Tons of money, wanton waste
China is awash with capital. But a sizable hunk of it is going into vanity projects, real estate speculation and unprofitable expansions of capacity in already unprofitable industries. Is China wasting so much capital that it puts the country's future at risk?
How much capital does China have to invest in building its future?
The government's foreign-exchange reserve -- the result of the country's huge trade surplus with the rest of the world -- stands at more than $1 trillion. Direct investment in China from other nations came to $111 billion in 2006. The country's famously high individual savings rate, estimated at about 16% of gross domestic product by the World Bank in 2006, has stocked banks with $4 trillion in deposits. Chinese corporations are actually saving even more than individuals, about 22% of GDP, according to the World Bank. The Chinese government actually shows a surplus, kicking in savings equal to 6% of GDP to the national pot of capital.
But China doesn't always spend that capital wisely. In recent years, stories of vast amounts of capital poured into wasteful vanity or speculative projects have grown increasingly common.

For example, the government in Beijing ousted Shanghai Mayor Chen Liangyu last year, charging that city money was being used to fund "private" construction projects, such as using city pension money to build a 60-story Marriott hotel with a Ferrari dealership on the ground floor and a Shanghai version of Silicon Valley that combines high-tech office space with luxury apartments. Chen authorized plans for a branch of France's Pompidou Centre art museum and the world's tallest Ferris wheel. The city actually built a $300 million tennis arena and a $1 billion track for Formula One auto races.

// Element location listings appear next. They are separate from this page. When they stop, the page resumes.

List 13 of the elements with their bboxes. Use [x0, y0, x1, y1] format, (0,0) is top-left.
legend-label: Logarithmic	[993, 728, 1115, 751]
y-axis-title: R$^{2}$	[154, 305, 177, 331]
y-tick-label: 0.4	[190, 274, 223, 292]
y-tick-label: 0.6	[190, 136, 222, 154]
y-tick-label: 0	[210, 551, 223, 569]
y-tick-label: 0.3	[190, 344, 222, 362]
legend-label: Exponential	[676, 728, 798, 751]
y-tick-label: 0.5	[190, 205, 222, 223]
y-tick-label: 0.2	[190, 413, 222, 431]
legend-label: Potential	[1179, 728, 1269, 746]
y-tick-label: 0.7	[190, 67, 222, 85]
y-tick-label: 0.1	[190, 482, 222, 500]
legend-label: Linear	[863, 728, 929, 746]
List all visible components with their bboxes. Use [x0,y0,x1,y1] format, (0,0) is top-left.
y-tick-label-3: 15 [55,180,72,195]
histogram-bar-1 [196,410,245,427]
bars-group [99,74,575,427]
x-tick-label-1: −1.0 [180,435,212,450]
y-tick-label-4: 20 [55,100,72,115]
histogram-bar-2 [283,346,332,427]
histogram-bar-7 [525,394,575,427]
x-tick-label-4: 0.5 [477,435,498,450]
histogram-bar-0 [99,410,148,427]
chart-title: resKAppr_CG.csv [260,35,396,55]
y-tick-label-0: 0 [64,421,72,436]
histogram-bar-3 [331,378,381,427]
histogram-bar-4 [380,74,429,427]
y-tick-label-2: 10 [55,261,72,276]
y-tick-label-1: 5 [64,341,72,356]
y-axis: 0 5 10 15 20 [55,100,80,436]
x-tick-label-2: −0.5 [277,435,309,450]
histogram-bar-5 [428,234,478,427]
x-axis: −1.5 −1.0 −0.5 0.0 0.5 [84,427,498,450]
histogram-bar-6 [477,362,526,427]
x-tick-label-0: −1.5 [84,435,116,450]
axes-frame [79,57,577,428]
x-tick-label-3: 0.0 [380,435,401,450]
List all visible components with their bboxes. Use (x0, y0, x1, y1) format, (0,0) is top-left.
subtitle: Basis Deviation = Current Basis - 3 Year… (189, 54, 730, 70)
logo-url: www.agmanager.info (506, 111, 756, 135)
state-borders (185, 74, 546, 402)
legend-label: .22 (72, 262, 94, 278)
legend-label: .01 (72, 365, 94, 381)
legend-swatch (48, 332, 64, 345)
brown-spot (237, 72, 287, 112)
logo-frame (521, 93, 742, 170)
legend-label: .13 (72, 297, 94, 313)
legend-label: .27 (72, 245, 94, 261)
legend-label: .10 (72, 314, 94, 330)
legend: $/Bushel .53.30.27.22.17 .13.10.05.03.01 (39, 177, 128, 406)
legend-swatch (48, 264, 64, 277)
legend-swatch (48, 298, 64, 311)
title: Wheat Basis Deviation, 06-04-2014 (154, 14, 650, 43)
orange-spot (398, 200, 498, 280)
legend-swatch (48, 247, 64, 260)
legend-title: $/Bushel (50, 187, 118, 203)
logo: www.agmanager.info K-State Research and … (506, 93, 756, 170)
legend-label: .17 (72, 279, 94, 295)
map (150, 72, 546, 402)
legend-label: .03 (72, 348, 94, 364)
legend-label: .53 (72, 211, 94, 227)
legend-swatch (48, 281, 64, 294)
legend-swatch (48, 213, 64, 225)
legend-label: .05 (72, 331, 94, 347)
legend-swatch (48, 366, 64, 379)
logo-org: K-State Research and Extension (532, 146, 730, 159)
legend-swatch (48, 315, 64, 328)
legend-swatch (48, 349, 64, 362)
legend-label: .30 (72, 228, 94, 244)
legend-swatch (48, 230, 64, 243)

This kind of waste of capital isn't recent -- the mayor of Beijing was dismissed in 1981 for the same lavish city spending that doomed Chen -- and it's countrywide. By 2005, China's central government had spent more than $250 billion to fix the bad-debt problems at the big four national banks created when bank officials approved loans based on political connections rather than creditworthiness. There's an additional $164 billion in bad debts outstanding, the government estimated in 2006. Credit rating agency Fitch, however, puts total troubled loans at $700 billion, which could result in $220 billion in bad loan losses.